8 Jesus will return from the sky, dressed in white, tattooed “Lord of Lords. King of Kings” and he will simply say, “I am” and it will be finished. The question the story of Daniel in the lion’s den wants us to ask is this: What is our relationship with the Better Daniel, the Truer Daniel? On that day, will our knees bow as loved children or will they bow as fearful enemies? Conclusion: If we follow Jesus, to whom Daniel points, we will become citizens of a new country just like Daniel. Paul calls us citizens of heaven. Do you know, really know, that this not your home? That the longings you have will never be satisfied by things of this world? Money, jobs and degrees are good, but they aren’t ultimately going to satisfy us any more than a sausage McMuﬃn in Florence.
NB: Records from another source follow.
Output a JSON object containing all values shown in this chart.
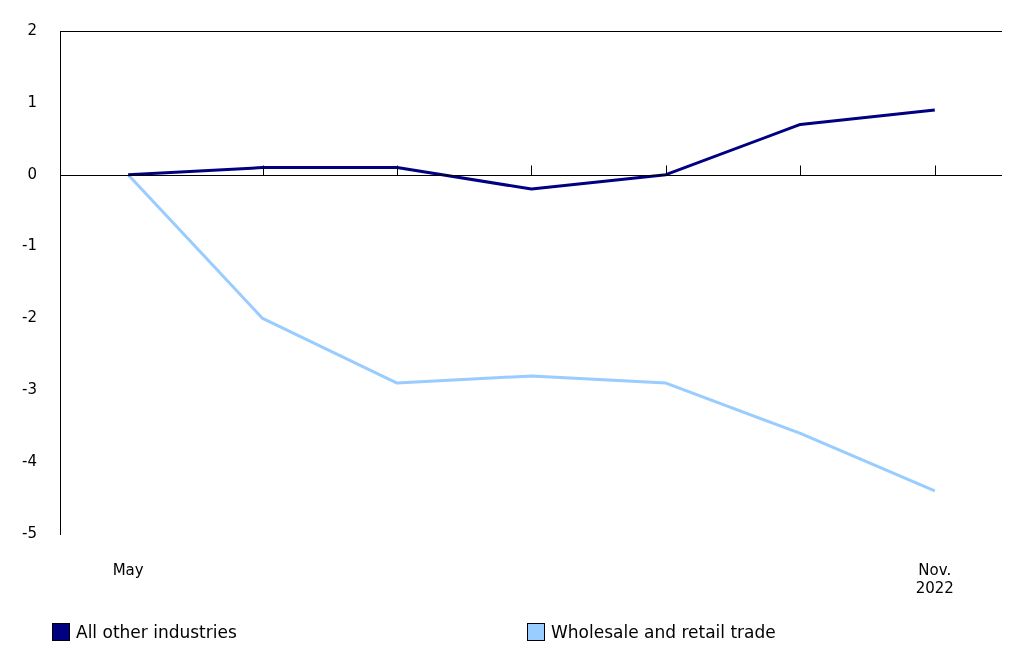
{
  "chart_data": {
    "type": "line",
    "categories": [
      "May",
      null,
      null,
      null,
      null,
      null,
      "Nov. 2022"
    ],
    "series": [
      {
        "name": "All other industries",
        "color": "#000080",
        "values": [
          0,
          0.1,
          0.1,
          -0.2,
          0,
          0.7,
          0.9
        ]
      },
      {
        "name": "Wholesale and retail trade",
        "color": "#99ccff",
        "values": [
          0,
          -2,
          -2.9,
          -2.8,
          -2.9,
          -3.6,
          -4.4
        ]
      }
    ],
    "ylim": [
      -5,
      2
    ],
    "yticks": [
      -5,
      -4,
      -3,
      -2,
      -1,
      0,
      1,
      2
    ],
    "grid": false,
    "legend": "bottom",
    "marker": "none",
    "line_style": "solid",
    "ref_lines": [
      {
        "axis": "y",
        "value": 0,
        "color": "#000000"
      }
    ]
  }
}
Our church is on average what I would call a younger church. We young and we are growing which is great, but a real challenge for us is that we don’t feel like foreigners. Most of us are young enough, healthy enough and maybe successful enough to feel like Oxford is home. But, I promise you that will change. You can probably ask anyone in this room with gray hair.
Angela and I lost a good friend this week to cancer. She was about our age. But something really eery happened two days later. A good friend of ours and our friend who had just died went and got a new phone. And apparently it’s not uncommon that when you get a new SIM card and download everything from the cloud, old messages can pop up as if they were just sent. So he turns on his new phone and a message pops up from our deceased friend. You know what is said? I’m home.
I don’t know how to make you long for your real home in a way that really makes Oxford feel foreign. But I have thought a lot about our friend, Shasta this week and what it must feel like to finally be home. And, at least for me, it has helped prioritize what really matters in this world.
What we long for is not found here. It is only found in the better Daniel, Jesus Christ. And my prayer is that God would work in our hearts and make us faithful servants in a foreign land while we wait for the home we long for.
As we prepare to take the Lord’s supper together, let’s take time to think about that. Think about how Jesus is bringing us to the home we long for because he went to a place much worse than a lion’s den in our place. Let’s pray.